The House Armed Services Committee wants to bar private citizens from bankrolling National Guard missions.
As part of the fiscal 2022 defense authorization legislation it passed early Thursday, the committee included an amendment from Rep. Veronica Escobar, D-Texas, that would prohibit Guard troops from taking part in interstate deployments when the mission is paid for by private funds.
The issue of private funding of National Guard missions became a public controversy this summer, after South Dakota Gov. Kristi Noem, a Republican, announced that about 50 Guardsmen were deploying to the southern U.S. border. The Willis and Reba Johnson's Foundation, a private trust in Tennessee, provided $1 million to South Dakota to cover the cost of a deployment of up to two months' duration. Willis Johnson is a billionaire who has donated heavily to conservative causes.
Noem's office pointed to state laws covering gifts to the governor and state to make the case that the donation was legal.
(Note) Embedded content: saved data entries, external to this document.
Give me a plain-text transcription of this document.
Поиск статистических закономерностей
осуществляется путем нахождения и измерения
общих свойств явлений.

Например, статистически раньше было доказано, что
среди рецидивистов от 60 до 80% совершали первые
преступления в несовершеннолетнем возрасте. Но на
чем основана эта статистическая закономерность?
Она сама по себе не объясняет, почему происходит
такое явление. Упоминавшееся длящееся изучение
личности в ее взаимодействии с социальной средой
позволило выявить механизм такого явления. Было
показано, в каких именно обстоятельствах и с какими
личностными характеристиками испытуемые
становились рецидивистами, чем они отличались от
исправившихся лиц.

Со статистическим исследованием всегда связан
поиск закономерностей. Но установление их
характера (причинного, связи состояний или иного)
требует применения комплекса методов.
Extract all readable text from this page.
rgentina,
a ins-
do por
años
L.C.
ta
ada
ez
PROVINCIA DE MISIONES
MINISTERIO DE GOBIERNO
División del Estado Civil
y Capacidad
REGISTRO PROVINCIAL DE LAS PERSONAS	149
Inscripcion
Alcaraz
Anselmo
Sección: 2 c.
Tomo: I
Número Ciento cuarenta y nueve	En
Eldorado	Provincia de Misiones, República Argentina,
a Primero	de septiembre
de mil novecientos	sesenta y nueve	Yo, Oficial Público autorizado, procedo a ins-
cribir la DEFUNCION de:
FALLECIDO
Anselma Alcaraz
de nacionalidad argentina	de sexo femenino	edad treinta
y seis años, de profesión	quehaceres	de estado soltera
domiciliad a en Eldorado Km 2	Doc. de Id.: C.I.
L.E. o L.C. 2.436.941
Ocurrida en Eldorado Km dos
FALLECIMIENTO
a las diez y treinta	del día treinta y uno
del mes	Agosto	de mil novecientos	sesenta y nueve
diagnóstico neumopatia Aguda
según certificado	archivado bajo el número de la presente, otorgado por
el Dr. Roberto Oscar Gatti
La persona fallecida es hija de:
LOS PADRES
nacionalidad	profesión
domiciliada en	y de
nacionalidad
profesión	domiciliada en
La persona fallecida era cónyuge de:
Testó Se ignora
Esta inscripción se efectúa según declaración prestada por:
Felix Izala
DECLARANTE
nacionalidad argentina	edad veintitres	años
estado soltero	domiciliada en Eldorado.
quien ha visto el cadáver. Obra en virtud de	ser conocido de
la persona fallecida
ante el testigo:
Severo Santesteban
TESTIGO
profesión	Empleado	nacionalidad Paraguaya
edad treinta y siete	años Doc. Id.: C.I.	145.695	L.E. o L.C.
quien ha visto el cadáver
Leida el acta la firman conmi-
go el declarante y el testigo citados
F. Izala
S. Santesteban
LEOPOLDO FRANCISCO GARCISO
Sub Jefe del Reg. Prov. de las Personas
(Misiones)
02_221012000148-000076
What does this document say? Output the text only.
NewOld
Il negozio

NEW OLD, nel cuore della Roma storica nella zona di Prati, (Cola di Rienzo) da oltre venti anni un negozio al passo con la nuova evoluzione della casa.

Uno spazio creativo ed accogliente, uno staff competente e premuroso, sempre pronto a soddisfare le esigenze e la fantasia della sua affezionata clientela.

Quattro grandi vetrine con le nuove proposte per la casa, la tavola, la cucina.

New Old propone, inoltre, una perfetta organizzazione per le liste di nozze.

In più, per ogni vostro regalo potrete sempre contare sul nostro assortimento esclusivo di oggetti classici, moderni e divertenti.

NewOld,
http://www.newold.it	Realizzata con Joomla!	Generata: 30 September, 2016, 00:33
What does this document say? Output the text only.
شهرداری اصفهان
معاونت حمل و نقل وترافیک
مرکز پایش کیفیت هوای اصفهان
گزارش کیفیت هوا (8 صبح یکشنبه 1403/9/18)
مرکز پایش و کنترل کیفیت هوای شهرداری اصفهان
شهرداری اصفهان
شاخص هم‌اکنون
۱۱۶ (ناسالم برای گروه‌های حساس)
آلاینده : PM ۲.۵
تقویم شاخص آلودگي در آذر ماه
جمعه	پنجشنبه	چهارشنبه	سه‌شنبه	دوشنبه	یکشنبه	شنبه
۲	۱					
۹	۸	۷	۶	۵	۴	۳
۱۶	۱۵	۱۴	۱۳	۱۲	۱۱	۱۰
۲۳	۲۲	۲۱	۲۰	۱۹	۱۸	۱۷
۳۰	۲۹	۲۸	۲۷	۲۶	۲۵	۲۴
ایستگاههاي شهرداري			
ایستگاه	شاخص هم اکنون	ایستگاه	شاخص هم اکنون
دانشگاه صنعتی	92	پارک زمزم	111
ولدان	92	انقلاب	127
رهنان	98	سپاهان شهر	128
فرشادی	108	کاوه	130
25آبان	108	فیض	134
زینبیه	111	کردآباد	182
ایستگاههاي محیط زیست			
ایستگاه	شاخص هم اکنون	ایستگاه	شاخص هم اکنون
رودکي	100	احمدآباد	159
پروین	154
But Democrats in South Dakota soon began investigating and questioned whether the laws Noem cited actually applied.
Escobar said that allowing missions to be funded through private donations opens the Guard to being used for political purposes.
"I don't believe that our National Guard should be up for auction, or up for sale," she said.
Rep. Austin Scott, R-Ga., objected to the amendment, calling the suggestion the Guard is up for sale an "absolutely ridiculous accusation."
Rep. Mike Gallagher, R-Wis., also raised concerns that the amendment could limit governors' authority and ability to manage their National Guard units.
Escobar's amendment carves out an exception for deployments that are a response to major declared disasters or emergencies. But during the hearing, she made it clear that private donations should be used only as a last resort, if there were no other resources available to fund a necessary deployment.